The actual submission of this job, for example named test.sh, will then be made with the following command:

sbatch test.sh

Note that job requirements can be specified in the script or on the command line. The stdout and stderr outputs of your programs are directed into your working directories. A job that tries to allocate more memory than specified will be killed whereas a job that would use more cores than requested will be allowed to run but will still be restrained to the requested core number.

For more details on the sbatch parameters, you can look through the official Slurm documentation.

Local scratch

For each job launched, a temporary folder is created on the compute node and can be referred by using the $TMPDIR variable. Local disk space ranges in size and thus a supplementary variable can be specified to select a subset node with sufficient disk space for your usage.

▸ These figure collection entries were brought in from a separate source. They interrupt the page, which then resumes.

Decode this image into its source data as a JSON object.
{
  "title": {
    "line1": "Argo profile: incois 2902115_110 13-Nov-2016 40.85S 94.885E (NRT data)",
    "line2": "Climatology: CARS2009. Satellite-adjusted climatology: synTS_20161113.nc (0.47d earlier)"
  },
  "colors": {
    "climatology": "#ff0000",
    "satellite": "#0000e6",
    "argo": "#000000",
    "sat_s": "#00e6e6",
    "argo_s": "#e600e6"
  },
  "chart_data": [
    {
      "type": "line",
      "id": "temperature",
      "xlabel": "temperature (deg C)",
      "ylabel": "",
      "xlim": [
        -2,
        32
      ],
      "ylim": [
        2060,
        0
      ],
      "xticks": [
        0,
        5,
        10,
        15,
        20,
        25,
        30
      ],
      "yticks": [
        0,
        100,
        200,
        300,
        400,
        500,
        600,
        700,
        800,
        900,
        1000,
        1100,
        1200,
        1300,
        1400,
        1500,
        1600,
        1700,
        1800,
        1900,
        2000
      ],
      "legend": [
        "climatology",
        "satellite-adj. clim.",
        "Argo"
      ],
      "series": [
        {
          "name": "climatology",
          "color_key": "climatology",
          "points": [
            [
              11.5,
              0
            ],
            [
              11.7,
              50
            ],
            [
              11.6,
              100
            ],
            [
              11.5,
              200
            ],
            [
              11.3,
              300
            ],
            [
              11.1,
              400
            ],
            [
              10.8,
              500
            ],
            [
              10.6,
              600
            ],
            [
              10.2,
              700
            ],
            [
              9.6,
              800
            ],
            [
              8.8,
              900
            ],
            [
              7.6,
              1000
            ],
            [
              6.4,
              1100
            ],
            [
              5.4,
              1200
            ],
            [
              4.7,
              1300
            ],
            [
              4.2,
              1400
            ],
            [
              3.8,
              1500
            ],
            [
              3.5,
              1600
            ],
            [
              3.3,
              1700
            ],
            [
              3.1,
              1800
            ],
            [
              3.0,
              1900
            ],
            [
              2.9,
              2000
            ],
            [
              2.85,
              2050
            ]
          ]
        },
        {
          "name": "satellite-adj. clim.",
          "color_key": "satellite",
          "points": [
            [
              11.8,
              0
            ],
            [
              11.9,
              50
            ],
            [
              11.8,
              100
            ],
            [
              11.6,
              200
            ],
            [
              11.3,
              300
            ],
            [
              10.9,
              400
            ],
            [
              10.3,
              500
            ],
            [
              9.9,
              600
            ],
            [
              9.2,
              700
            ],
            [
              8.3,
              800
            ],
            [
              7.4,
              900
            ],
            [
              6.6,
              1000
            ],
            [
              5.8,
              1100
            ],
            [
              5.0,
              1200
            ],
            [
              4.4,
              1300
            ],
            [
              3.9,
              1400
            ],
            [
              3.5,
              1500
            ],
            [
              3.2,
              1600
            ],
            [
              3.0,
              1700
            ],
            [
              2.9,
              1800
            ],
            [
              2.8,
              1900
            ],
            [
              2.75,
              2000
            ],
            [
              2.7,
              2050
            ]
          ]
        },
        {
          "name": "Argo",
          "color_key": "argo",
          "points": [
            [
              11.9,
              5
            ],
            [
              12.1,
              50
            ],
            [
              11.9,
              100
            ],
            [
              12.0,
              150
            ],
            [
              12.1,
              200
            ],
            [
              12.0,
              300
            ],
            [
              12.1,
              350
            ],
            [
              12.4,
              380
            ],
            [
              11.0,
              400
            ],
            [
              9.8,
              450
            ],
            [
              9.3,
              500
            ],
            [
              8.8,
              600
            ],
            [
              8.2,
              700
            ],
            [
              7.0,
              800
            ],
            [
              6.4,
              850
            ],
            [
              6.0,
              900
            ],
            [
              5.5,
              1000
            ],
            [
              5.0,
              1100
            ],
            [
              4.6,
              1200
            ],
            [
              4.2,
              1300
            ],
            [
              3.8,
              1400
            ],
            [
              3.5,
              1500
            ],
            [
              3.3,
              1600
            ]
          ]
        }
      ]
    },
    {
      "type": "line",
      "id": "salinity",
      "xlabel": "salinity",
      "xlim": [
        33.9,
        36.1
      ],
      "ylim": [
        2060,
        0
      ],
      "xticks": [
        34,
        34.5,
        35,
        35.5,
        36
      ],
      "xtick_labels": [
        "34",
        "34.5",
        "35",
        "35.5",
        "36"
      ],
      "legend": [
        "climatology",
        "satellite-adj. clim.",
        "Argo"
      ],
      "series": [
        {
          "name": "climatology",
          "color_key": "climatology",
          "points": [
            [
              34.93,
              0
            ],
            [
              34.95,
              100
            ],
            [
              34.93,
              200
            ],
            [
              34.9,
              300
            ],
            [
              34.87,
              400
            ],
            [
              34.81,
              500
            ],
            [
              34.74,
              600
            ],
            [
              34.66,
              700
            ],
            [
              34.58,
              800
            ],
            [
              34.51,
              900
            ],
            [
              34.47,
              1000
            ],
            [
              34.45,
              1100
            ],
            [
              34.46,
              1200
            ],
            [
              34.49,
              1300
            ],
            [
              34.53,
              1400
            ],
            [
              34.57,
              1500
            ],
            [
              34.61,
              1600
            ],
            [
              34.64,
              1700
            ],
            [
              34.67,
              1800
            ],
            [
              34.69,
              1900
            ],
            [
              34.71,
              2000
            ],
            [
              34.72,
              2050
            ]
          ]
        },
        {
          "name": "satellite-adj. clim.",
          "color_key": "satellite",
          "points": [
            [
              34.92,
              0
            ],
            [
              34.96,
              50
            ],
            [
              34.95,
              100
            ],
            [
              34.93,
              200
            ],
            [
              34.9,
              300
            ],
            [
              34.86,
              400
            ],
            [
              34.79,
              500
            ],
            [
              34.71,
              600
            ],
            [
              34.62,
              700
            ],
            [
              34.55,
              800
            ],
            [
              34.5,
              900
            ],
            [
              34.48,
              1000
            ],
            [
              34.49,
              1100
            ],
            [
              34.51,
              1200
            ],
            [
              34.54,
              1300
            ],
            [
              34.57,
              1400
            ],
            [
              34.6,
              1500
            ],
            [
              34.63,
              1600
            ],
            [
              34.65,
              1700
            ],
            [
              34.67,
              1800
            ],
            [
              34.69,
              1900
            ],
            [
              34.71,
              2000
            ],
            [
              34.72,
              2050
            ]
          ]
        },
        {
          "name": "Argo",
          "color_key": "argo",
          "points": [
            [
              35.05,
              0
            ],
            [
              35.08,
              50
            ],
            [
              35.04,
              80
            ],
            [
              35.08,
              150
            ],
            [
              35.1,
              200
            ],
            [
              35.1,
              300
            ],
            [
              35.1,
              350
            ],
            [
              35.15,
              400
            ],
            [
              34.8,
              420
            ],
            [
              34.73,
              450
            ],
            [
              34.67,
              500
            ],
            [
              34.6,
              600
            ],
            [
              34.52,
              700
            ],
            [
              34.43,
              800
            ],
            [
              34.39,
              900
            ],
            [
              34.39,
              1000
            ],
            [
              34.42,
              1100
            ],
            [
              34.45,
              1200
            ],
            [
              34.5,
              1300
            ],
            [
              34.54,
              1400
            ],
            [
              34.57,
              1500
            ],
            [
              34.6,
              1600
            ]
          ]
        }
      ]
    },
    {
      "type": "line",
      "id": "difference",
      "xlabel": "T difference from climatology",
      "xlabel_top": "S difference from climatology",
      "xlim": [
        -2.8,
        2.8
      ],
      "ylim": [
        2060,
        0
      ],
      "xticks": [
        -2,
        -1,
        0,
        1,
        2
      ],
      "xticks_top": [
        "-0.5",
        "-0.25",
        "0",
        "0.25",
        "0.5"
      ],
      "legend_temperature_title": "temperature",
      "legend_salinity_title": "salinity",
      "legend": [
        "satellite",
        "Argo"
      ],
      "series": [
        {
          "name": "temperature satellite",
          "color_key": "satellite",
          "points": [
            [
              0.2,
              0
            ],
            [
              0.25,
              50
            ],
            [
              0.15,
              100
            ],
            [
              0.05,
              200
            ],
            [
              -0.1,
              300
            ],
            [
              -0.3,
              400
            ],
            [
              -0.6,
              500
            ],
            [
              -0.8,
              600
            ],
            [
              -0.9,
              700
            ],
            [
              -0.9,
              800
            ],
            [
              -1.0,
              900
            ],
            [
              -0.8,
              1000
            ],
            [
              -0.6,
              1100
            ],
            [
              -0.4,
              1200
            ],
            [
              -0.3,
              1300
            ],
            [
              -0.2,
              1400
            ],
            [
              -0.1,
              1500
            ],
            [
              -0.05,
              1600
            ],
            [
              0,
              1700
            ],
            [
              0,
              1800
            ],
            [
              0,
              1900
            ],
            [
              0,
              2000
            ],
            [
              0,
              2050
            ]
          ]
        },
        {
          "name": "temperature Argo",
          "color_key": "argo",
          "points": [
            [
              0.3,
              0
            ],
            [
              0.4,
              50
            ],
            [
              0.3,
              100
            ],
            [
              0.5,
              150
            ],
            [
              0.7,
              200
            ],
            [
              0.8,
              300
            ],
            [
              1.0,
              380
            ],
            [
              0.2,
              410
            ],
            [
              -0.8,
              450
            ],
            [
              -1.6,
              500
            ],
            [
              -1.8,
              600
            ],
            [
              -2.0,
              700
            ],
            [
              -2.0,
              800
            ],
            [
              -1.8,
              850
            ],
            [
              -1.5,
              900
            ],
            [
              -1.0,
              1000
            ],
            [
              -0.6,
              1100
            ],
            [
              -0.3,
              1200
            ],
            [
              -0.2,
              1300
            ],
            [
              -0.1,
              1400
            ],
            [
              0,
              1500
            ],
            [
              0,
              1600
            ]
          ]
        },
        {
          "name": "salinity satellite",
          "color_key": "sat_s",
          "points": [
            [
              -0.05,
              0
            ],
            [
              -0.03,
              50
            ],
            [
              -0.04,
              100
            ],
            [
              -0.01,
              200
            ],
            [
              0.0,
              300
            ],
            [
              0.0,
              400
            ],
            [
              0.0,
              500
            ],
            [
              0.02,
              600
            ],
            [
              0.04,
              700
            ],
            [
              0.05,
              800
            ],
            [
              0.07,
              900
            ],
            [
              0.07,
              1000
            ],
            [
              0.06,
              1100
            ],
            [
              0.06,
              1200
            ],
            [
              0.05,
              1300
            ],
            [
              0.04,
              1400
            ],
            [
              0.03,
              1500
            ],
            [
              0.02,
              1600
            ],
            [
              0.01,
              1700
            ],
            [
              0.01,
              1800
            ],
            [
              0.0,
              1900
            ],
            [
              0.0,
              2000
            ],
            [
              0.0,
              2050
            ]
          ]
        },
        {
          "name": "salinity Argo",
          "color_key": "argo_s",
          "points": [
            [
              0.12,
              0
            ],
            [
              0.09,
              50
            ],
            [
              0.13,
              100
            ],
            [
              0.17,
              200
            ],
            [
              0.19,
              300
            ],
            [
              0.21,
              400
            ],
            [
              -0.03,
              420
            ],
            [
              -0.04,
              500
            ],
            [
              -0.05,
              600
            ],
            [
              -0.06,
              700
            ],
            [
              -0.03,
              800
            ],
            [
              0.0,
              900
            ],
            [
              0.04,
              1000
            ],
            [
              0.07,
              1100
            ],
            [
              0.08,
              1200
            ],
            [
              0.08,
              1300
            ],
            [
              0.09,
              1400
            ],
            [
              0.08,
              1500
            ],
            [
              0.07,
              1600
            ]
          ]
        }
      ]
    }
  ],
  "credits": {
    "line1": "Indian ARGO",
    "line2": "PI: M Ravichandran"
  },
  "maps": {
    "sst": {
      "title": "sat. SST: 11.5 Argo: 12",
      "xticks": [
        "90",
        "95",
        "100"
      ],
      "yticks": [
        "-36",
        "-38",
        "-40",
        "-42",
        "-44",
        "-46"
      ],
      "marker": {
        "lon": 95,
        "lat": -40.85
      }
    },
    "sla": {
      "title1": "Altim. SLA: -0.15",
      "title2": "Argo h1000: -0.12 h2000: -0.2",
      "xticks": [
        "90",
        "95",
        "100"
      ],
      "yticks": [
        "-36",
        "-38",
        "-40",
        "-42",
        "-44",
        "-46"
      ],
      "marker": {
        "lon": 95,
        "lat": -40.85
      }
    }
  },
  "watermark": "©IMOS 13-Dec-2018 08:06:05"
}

sbatch --nodes 1 --tmp=100gb test.sh # To reserve a node with at least 100GB in $TMPDIR

Monitoring a job

You can display the status of your jobs by using the squeue command. Deleting jobs is done with the scancel command.

squeue scancel

The general status of the computing cluster can be displayed using:

sinfo

or for more details on a given partition:

sinfo -o "%12N %.10c %8O %.8m %20f %20G %10T %10d %.4w %P" -N -p gpu

and through the monitoring tool ganglia: http://bioinfo.iric.ca/ganglia.

GPU reservations

Slurm allows to reserve specific resources for GPU computation using the gres option. For example:

sbatch --nodes 1 --gres=gpu:1 # Reserve a node and a single card, regardless of its type sbatch --nodes 1 --gres=gpu:rtx2080:2 # Reserve a node with 2 RTX2080 cards

Available GPU cards are described in the GRES column of the sinfo command. The $CUDA_VISIBLE_DEVICES environment variable will contain the assigned GPU card ID when a job is launched on a node that has multiple GPUs available.